City officials, however, deny they are doing anything unusual or singling out a mosque. Paul Friedman, legal counsel for the city of Des Plaines, said the municipality was vigorously contesting the lawsuit.
“We feel we are in compliance with the federal statute,” he said.
But the state of Illinois has recently seen its share of zoning disputes involving religious buildings. DuPage County was involved in two cases last year, including paying a $445,000 settlement to Irshad Learning Center of Naperville, an Iranian Muslim community that was refused a zoning permit.

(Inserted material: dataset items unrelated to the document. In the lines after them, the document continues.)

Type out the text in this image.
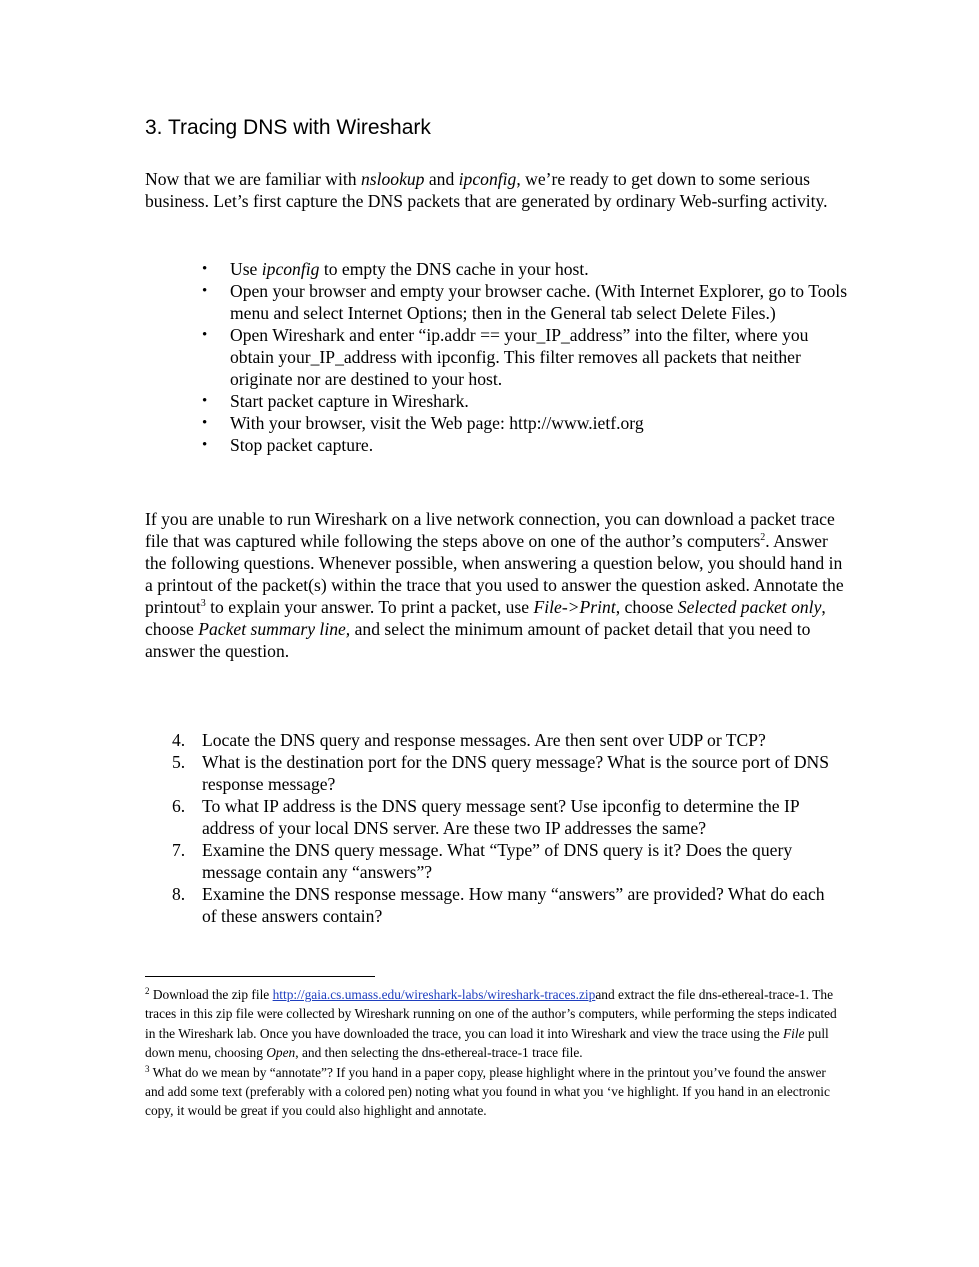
3. Tracing DNS with Wireshark

Now that we are familiar with nslookup and ipconfig, we’re ready to get down to some serious business. Let’s first capture the DNS packets that are generated by ordinary Web-surfing activity.

• Use ipconfig to empty the DNS cache in your host.
• Open your browser and empty your browser cache. (With Internet Explorer, go to Tools menu and select Internet Options; then in the General tab select Delete Files.)
• Open Wireshark and enter “ip.addr == your_IP_address” into the filter, where you obtain your_IP_address with ipconfig. This filter removes all packets that neither originate nor are destined to your host.
• Start packet capture in Wireshark.
• With your browser, visit the Web page: http://www.ietf.org
• Stop packet capture.

If you are unable to run Wireshark on a live network connection, you can download a packet trace file that was captured while following the steps above on one of the author’s computers$^2$. Answer the following questions. Whenever possible, when answering a question below, you should hand in a printout of the packet(s) within the trace that you used to answer the question asked. Annotate the printout$^3$ to explain your answer. To print a packet, use File->Print, choose Selected packet only, choose Packet summary line, and select the minimum amount of packet detail that you need to answer the question.

4. Locate the DNS query and response messages. Are then sent over UDP or TCP?
5. What is the destination port for the DNS query message? What is the source port of DNS response message?
6. To what IP address is the DNS query message sent? Use ipconfig to determine the IP address of your local DNS server. Are these two IP addresses the same?
7. Examine the DNS query message. What “Type” of DNS query is it? Does the query message contain any “answers”?
8. Examine the DNS response message. How many “answers” are provided? What do each of these answers contain?

$^2$ Download the zip file http://gaia.cs.umass.edu/wireshark-labs/wireshark-traces.zipand extract the file dns-ethereal-trace-1. The traces in this zip file were collected by Wireshark running on one of the author’s computers, while performing the steps indicated in the Wireshark lab. Once you have downloaded the trace, you can load it into Wireshark and view the trace using the File pull down menu, choosing Open, and then selecting the dns-ethereal-trace-1 trace file.

$^3$ What do we mean by “annotate”? If you hand in a paper copy, please highlight where in the printout you’ve found the answer and add some text (preferably with a colored pen) noting what you found in what you ‘ve highlight. If you hand in an electronic copy, it would be great if you could also highlight and annotate.
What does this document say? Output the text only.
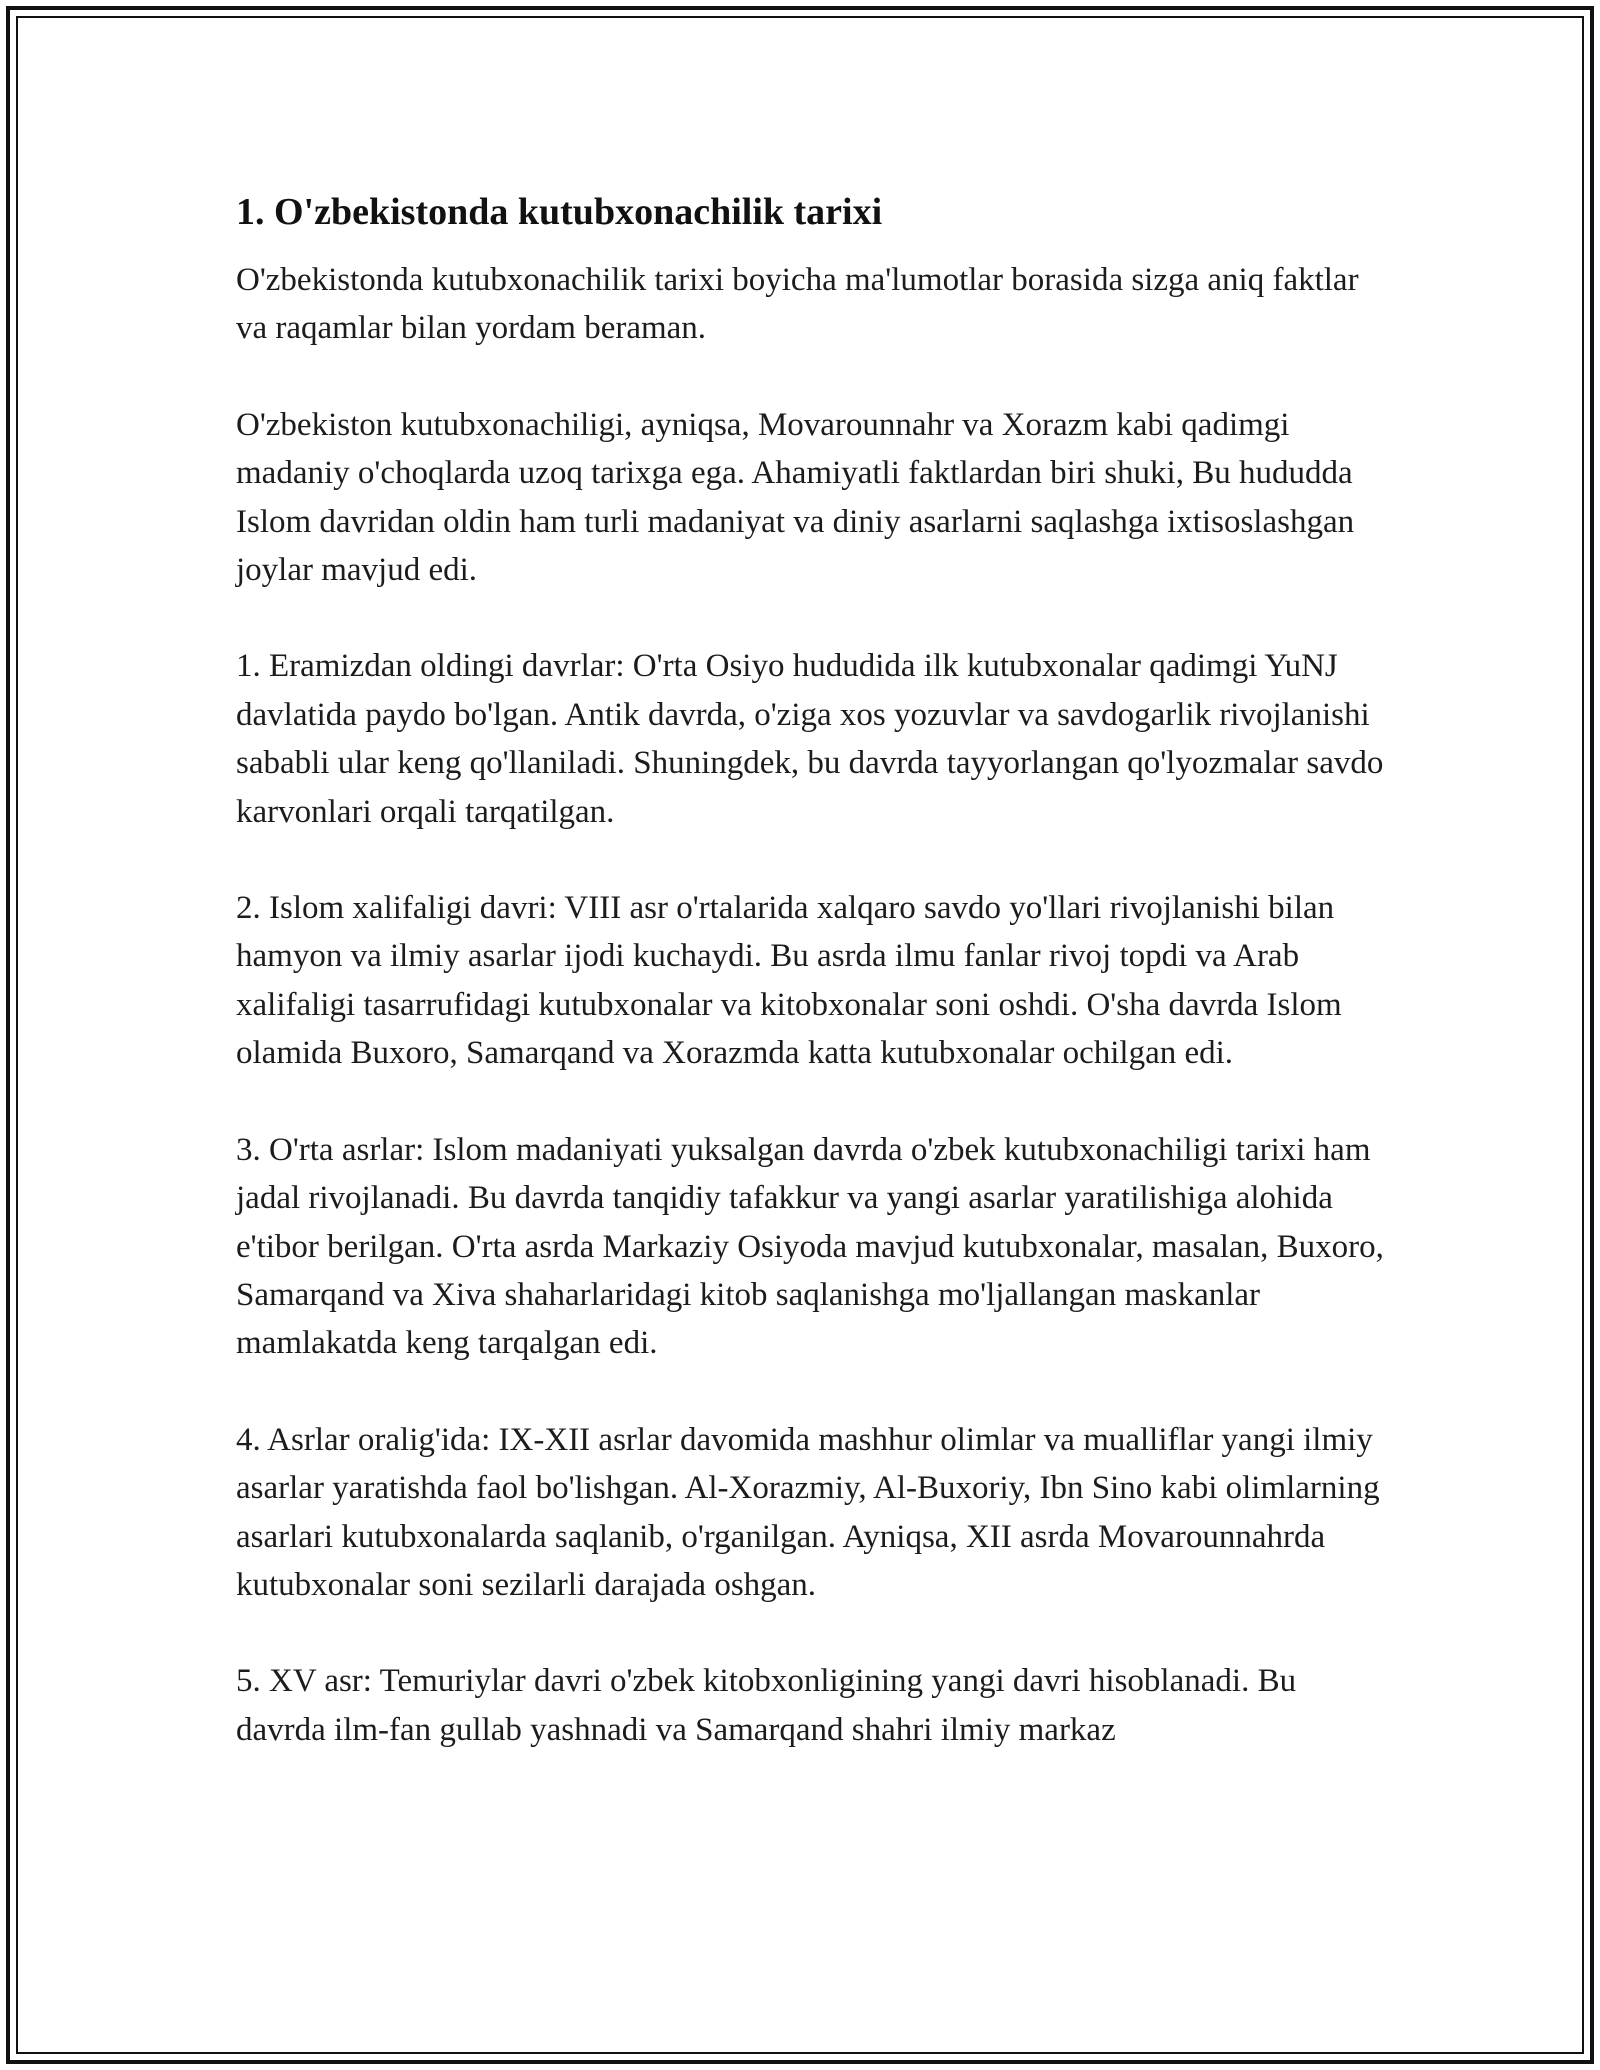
1. O'zbekistonda kutubxonachilik tarixi

O'zbekistonda kutubxonachilik tarixi boyicha ma'lumotlar borasida sizga aniq faktlar va raqamlar bilan yordam beraman.

O'zbekiston kutubxonachiligi, ayniqsa, Movarounnahr va Xorazm kabi qadimgi madaniy o'choqlarda uzoq tarixga ega. Ahamiyatli faktlardan biri shuki, Bu hududda Islom davridan oldin ham turli madaniyat va diniy asarlarni saqlashga ixtisoslashgan joylar mavjud edi.

1. Eramizdan oldingi davrlar: O'rta Osiyo hududida ilk kutubxonalar qadimgi YuNJ davlatida paydo bo'lgan. Antik davrda, o'ziga xos yozuvlar va savdogarlik rivojlanishi sababli ular keng qo'llaniladi. Shuningdek, bu davrda tayyorlangan qo'lyozmalar savdo karvonlari orqali tarqatilgan.

2. Islom xalifaligi davri: VIII asr o'rtalarida xalqaro savdo yo'llari rivojlanishi bilan hamyon va ilmiy asarlar ijodi kuchaydi. Bu asrda ilmu fanlar rivoj topdi va Arab xalifaligi tasarrufidagi kutubxonalar va kitobxonalar soni oshdi. O'sha davrda Islom olamida Buxoro, Samarqand va Xorazmda katta kutubxonalar ochilgan edi.

3. O'rta asrlar: Islom madaniyati yuksalgan davrda o'zbek kutubxonachiligi tarixi ham jadal rivojlanadi. Bu davrda tanqidiy tafakkur va yangi asarlar yaratilishiga alohida e'tibor berilgan. O'rta asrda Markaziy Osiyoda mavjud kutubxonalar, masalan, Buxoro, Samarqand va Xiva shaharlaridagi kitob saqlanishga mo'ljallangan maskanlar mamlakatda keng tarqalgan edi.

4. Asrlar oralig'ida: IX-XII asrlar davomida mashhur olimlar va mualliflar yangi ilmiy asarlar yaratishda faol bo'lishgan. Al-Xorazmiy, Al-Buxoriy, Ibn Sino kabi olimlarning asarlari kutubxonalarda saqlanib, o'rganilgan. Ayniqsa, XII asrda Movarounnahrda kutubxonalar soni sezilarli darajada oshgan.

5. XV asr: Temuriylar davri o'zbek kitobxonligining yangi davri hisoblanadi. Bu davrda ilm-fan gullab yashnadi va Samarqand shahri ilmiy markaz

The county, after being taken to federal court, also reversed a decision that had previously denied the Islamic Center of Western Suburbs opening a prayer space.
Nor is it just Muslim groups who are affected. In May 2014, a Jewish educational institution in Evanston, the Joan Dachs Bais Yaakov Elementary School, filed an appeal with the Circuit Court of Cook County under RLUIPA after being denied the right to redevelop vacant land.
City officials and politicians in Des Plaines have argued they are just following local property law in not wanting the mosque built in the potentially converted building. Opponents have pointed to the chance of conflicts with overflow street parking.
“If they [trucks] are not able to get in and out of our business, they will leave. Our customers will leave. We will leave. That’s all there is to it,” said Scott Luedtke, plant manager for neighboring company Pexco.
One Des Plaines resident, Hinan Patel of nearby Pine Street, is familiar with the truck traffic around the building.
“Sometimes I have to wait for the trucks. They can’t see behind them. I don’t think the mosque should be on that street,” Patel said.
But others want the mosque. Alderman Joanna Sojka voted in favor.
“My vote speaks for itself. I support allowing the community and will continue to voice my support for anyone who asks,” she said.
In the meantime, the AIC’s somewhat nomadic status in Des Plaines will continue as the congregation borrows space at the Turkish American Society of Chicago for family nights twice a month, where kids play basketball and the community socializes.
“We’re praying the federal court rules in our favor,” said AIC’s Paula Sulejman. “We can’t wait to have a home of our own.”